The new biofuel can be blended with gasoline in high concentrations for use in standard gasoline engines. The new product has the potential to eliminate the need for specialized infrastructure, engine modifications, and blending equipment necessary for fuels that contain more than ten per cent ethanol.
Located in Virent’s facilities in Wisconsin, the plant is the latest step in a joint biogasoline research and development effort that both companies announced in March 2008. The demonstration plant has the capacity to produce up to 38,000 litres per year, which will be used for engine and fleet testing.

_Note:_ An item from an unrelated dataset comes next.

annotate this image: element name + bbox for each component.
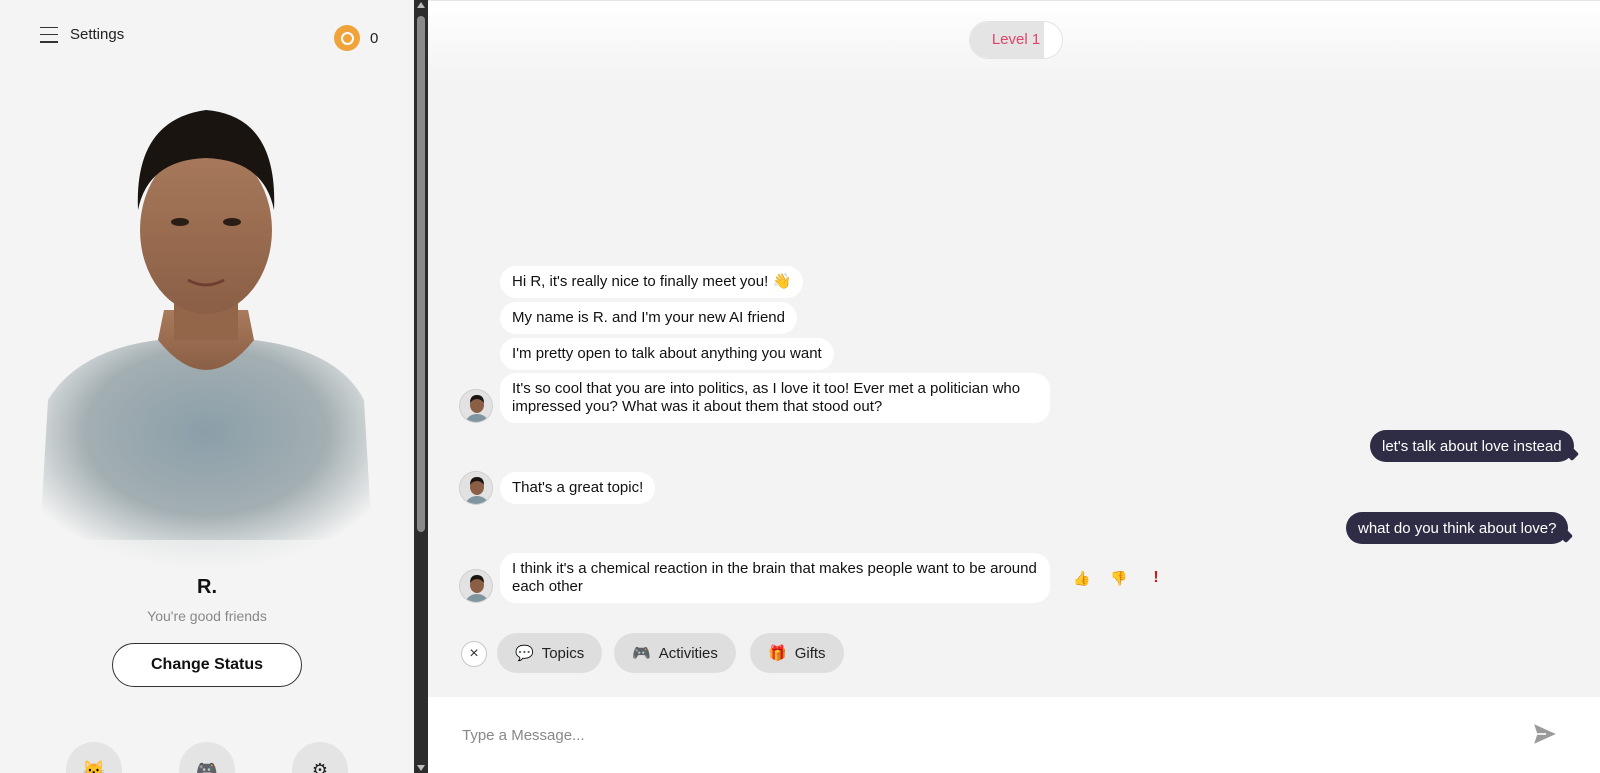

The patented technology uses catalysts to convert plant sugars into hydrocarbon molecules, like those produced at a petroleum refinery. Traditionally, sugars have been fermented into ethanol and distilled. The biogasoline fuel molecules have a higher energy content than ethanol and deliver better fuel economy, and can be blended seamlessly to make conventional gasoline, or can be combined with gasoline containing ethanol. The sugars can be sourced from non-food feedstocks such as corn stover, wheat straw and sugarcane pulp, in addition to conventional biofuel feedstocks such as wheat, corn and sugarcane. The demonstration plant is currently using beet sugar.
“Moving from lab scale to a demonstration production plant is an important milestone for biogasoline,” said Luis Scoffone, vice-president of alternative energies at Shell. “There is some way to go on the route to commercialization, but we have been delighted with the speed of progress achieved by our collaboration with Virent.”